2. Facebook Live (only available from a created Facebook Page)
Facebook Live is a viable option for worship services if leaders would only like to project their services - without including participant interaction; there are different benefits and disadvantages using this method:
Benefits:
1). It can be used as an alternative to Zoom or other platforms that are unfamiliar.
2). It is one familiar option for those who are on Facebook and/or who are familiar with the congregation's page.
Disadvantages:
1). For those who don’t want to use, who hardly use, or who can’t use Facebook, this could be an inconvenience.
2). Since only the broadcasting person is able to participate, this means that he/she will need to provide the appropriate worship music and everything else that is needed for the service.
Reverend Greg Johnson – from Anne’s-in-the-Fields Episcopal Church in Lincoln, Massachusetts, United States – has created a video tutorial and guide on using Facebook Live for worship services; it can be checked out at the following link: https://www.stanneslincoln.org/live.
3. Other Streaming Platforms
Other options include but are not limited to: Skype, Google Hangouts, GoToMeeting, Cisco Webex Meetings, and Mevo.

 

As worship leaders, you have the chance to make the most of your virtual space by getting others involved and also by communicating to them:
1. If using platforms that include options for one-on-one and group interactions, delegate all necessary roles to specific people with experience in those roles – for example, have one person or multiple people lead worship by playing instruments from home in synchronization for the worship music – and, then have one person do the preaching, one person do the praying, etc. Make sure to keep in mind that you'll need people experienced in the tech side of things also to make sure that the platform you're going to use is running smoothly.
2. Make sure you have everything ready to go before starting so there are no hiccups during the service; get your practice in so that you're not stumbling on the day of the service – and, get your entire team to run through the service on the platform that you'll be using at least a day or two before so that you can make sure that everything runs smoothly on the appropriate day.
3. Communicate the details to your congregation before-hand – whether it be via e-mail, via WhatsApp, or phone calls; the goal is to get everyone informed and involved. You may do this multiple times and in multiple ways to ensure that everyone gets the notice. It would be best to do this one week to four days in advance.

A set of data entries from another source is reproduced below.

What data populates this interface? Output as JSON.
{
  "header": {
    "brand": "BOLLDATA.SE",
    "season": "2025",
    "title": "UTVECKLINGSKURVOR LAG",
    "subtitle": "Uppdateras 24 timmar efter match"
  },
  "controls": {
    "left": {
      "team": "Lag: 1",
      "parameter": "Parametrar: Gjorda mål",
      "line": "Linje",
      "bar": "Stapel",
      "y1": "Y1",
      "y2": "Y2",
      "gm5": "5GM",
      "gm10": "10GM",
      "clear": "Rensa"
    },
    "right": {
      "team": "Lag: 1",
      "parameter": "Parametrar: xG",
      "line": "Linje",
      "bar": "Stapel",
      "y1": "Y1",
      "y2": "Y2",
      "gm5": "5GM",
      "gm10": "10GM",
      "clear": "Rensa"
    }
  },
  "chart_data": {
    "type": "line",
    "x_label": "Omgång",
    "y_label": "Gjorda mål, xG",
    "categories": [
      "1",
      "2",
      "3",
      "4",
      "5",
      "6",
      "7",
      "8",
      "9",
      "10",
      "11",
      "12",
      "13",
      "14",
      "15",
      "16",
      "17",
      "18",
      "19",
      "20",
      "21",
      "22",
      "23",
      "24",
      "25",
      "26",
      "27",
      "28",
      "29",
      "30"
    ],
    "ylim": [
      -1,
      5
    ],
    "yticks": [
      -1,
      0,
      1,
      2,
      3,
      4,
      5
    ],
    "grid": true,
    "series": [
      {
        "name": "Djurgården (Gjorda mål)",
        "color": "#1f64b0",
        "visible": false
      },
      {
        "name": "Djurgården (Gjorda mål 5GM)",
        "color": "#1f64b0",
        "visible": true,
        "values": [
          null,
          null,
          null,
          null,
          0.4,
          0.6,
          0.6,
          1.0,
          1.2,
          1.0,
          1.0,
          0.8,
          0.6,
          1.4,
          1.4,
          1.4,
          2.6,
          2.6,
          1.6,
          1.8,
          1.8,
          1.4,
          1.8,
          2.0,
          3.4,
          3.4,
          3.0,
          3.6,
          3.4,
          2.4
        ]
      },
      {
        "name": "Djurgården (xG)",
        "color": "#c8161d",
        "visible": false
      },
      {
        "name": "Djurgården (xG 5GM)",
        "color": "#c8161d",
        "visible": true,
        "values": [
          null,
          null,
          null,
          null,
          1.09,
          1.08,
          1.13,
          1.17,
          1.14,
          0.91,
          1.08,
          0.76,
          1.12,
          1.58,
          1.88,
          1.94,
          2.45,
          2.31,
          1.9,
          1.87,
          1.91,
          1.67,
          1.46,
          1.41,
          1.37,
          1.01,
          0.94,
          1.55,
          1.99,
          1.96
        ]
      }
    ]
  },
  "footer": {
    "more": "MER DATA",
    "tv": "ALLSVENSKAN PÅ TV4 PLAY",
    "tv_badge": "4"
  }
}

4. Make sure that you have the entire service team in communication as well; have everyone meet together in advance multiple times before the service and also using the platform that your service will be on so that your leadership team will become familiar with the platform. It is good to get practice in and to also get your team comfortable.
5. Consider every element that you normally include in a worship service and how you're going to incorporate that in the service; you need to realistically consider your music options, the amount of time your congregation stands and sits, God's greetings, praying, confessions, responsive readings, the Lord’s Feast – or Eucharist, singing, benedictions, etc. How are you going to get each element running smoothly? The possibilities are endless.
6. Always have a back-up plan in case something goes wrong; think about what may or may not go wrong in the service – and, think about how you would take care of that situation. Please keep in mind that the worst that could happen would be that a very important person at a specific time during the service could lose internet connection; always have someone who could take charge at the moment if necessary.